Alors que le tourisme explose dans la ville, et que cet établissement quatre étoiles idéalement situé affiche complet avec des chambres dont le tarif oscille entre 270 et 600 euros, les salariées d’Acqua se disent « déconsidérées » et revendiquent un meilleur statut. « On a des contrats de cinq ou six heures par jour. On attaque à 9 heures, 9 h 30, le week-end. On doit nettoyer dix chambres, les salles de bains, les toilettes, remplir le minibar… On dépasse presque quotidiennement les horaires, ce qui fait qu’on ne peut pas chercher un autre job », détaille Ansmina Houmadi.

La peur « d’être licenciée, de perdre sa carte de séjour »
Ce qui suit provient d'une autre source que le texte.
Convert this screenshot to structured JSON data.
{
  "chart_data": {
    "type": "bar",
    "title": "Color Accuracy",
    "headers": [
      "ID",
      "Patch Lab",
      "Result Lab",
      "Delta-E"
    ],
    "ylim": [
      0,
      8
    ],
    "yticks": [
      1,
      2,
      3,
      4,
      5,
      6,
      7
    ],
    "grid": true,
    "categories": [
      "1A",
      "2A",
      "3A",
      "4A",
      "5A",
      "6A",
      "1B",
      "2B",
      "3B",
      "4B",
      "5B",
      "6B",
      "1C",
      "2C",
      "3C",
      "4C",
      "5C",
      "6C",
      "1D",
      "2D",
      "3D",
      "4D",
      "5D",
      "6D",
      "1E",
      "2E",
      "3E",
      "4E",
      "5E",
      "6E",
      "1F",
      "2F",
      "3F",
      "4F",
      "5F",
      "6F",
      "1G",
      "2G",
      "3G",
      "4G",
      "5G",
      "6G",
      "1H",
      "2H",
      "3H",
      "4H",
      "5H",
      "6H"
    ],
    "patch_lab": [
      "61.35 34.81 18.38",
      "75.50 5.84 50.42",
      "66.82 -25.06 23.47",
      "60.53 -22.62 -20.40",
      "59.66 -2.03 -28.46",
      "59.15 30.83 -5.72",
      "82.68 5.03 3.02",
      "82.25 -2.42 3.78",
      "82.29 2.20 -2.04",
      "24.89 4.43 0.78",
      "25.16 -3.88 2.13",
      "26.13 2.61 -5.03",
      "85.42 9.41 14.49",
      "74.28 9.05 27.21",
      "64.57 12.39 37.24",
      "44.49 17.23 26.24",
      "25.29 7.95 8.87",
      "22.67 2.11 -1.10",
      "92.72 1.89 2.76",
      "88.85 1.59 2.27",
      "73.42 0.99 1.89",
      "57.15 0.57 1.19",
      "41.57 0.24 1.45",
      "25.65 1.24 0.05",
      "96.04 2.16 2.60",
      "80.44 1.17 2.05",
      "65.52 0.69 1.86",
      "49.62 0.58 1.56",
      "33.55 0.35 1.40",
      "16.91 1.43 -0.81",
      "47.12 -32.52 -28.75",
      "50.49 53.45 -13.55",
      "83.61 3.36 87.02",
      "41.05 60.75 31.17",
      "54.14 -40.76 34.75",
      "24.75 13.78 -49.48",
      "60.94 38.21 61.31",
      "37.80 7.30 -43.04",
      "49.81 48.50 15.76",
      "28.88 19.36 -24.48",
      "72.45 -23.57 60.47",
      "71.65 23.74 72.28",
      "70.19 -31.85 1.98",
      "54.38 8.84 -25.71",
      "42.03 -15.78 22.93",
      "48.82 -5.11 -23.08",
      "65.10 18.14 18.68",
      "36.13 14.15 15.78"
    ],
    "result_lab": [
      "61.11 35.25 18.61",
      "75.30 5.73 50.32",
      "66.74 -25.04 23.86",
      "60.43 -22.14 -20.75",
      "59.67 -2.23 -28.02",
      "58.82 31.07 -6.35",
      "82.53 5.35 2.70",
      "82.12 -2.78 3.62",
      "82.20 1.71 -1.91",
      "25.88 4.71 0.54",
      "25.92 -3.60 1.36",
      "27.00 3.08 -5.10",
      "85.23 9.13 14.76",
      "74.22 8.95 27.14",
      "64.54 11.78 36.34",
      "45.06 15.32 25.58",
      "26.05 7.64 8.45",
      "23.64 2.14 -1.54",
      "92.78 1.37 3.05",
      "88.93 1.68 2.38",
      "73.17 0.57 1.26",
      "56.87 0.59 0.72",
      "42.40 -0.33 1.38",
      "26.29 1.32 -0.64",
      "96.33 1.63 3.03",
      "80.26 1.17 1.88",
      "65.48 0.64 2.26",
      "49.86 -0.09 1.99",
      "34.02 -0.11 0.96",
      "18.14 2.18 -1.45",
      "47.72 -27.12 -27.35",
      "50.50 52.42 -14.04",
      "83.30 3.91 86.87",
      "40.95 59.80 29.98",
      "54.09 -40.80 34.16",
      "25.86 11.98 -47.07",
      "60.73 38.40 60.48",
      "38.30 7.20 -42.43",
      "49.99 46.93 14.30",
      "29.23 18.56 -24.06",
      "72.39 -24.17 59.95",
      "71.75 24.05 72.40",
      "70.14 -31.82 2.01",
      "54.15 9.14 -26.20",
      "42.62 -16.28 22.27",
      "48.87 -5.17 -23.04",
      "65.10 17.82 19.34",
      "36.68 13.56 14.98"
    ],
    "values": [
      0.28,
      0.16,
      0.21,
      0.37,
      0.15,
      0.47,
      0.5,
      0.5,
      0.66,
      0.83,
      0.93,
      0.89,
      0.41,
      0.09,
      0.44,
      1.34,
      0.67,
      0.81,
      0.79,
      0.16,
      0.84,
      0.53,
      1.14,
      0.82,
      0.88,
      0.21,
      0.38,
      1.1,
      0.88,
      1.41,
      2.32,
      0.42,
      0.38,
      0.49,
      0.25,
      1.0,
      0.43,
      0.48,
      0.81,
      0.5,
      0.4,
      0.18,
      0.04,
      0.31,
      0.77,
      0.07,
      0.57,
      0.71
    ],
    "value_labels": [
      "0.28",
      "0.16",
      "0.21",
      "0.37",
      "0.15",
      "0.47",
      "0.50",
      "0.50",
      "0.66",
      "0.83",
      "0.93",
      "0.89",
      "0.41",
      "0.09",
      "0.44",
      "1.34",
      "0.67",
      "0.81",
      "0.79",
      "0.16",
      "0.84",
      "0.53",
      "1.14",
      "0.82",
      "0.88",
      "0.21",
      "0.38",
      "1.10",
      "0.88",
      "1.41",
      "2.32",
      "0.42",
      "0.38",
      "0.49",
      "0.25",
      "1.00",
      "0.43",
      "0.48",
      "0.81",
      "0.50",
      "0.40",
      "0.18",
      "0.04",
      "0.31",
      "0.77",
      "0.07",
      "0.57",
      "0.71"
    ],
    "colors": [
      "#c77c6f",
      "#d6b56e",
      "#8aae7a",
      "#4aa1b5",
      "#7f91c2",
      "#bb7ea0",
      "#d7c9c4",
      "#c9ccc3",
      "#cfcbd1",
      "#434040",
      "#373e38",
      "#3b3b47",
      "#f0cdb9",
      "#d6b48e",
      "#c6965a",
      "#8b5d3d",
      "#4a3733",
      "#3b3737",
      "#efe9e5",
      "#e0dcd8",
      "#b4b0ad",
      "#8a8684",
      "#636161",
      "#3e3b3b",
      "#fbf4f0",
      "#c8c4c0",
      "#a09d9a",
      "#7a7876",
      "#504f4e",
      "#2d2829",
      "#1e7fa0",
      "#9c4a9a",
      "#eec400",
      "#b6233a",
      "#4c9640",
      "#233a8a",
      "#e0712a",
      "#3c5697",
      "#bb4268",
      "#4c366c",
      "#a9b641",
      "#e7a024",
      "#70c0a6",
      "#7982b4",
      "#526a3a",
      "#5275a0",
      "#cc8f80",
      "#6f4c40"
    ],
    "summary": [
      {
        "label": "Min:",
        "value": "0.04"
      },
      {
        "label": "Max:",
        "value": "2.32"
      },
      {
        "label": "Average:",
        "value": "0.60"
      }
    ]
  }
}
A leur employeur, qui gère le ménage dans plusieurs autres hôtels marseillais, les femmes de chambre du Radisson Blu ont fait parvenir, fin mai, leurs demandes. Un treizième mois, à l’image de ce que d’autres salariées de l’entreprise ont obtenu dans un conflit social antérieur à l’hôtel AC Marriott Vélodrome. Une prime de pénibilité estivale de 600 euros – « parce qu’en été, avec la présence de familles, les chambres sont plus longues à nettoyer », expliquent-elles. Un passage pour toutes au statut d’agente qualifiée de services 2 dans la grille de la convention collective de la propreté… Soit 11 centimes d’euro de mieux sur leur tarif horaire, à 12,41 euros brut. Enfin, la disparition de la clause de mobilité, qui permet à leur encadrement de les envoyer sans préavis dans un autre hôtel à court de personnel.